In the wake of nuclear terrorism, a squad of elite soldiers must combat artificial intelligence and seek justice in this military political thriller, a sequel to The Red.
Lieutenant James Shelley and his squad of US Army soldiers were on a quest for justice when they carried out the unauthorized mission known as First Light. They returned home to America to face a court-martial, determined to expose the corruption in the chain of command that compelled their actions. But in a country still reeling from the nuclear terrorism of Coma Day, the courtroom is just one battlefield of many.
A new cycle of violence ignites when rumors of the elusive, rogue AI known as the Red go public—and Shelley is, once again, pulled into the fray. Challenged by his enemies, driven by ideals, Shelley feels compelled to act. But are the harrowing choices he makes really his own, or are they made for him, by the Red? And with millions of lives at stake in a game of nuclear cat-and-mouse, does the answer even matter?
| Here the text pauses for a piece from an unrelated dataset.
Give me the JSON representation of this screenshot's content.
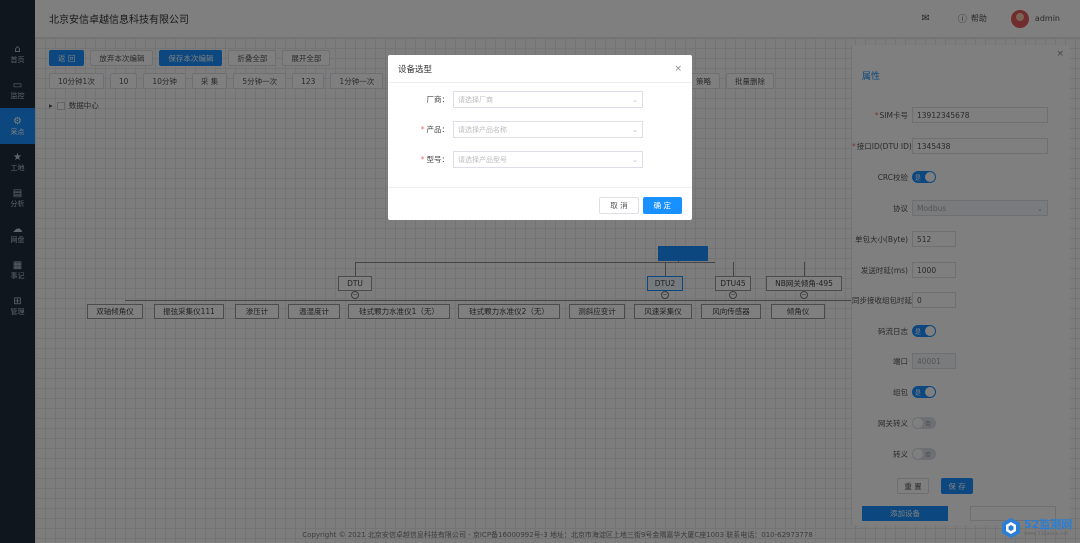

Nagata's second near-future thriller starts more sedately than did The Red, the first book in her high-octane trilogy. U.S. Army Lieutenant James Shelley and the survivors of his cybernetically linked Apocalypse Squad are standing trial for kidnapping a billionaire and bringing her to justice for her role in the use of nuclear weapons against the United States. After the court-martial, the president pardons the soldiers, because public opinion is overwhelmingly in their favor. Now a civilian, and apparently no longer protected by the AI called the Red, Shelley is targeted by assassins and quickly learns that other billionaire traitors still have nuclear devices to deploy. Now expressly working for a vigilante organization, he and his squad undertake a series of violence-laden missions in order to recover those devices. Nagata's perfect conspiracy fantasy equally condemns the U.S. government and the 1%. Three things make this a superior thriller: the author's powerfully depicted, flawed, but sympathetic protagonist; her equally well-drawn, believable and virtually cut-from-the-headlines depiction of highly competent women warriors; and the book's heart-pounding action sequences. Readers new to Shelley's adventures should probably start the series at its beginning.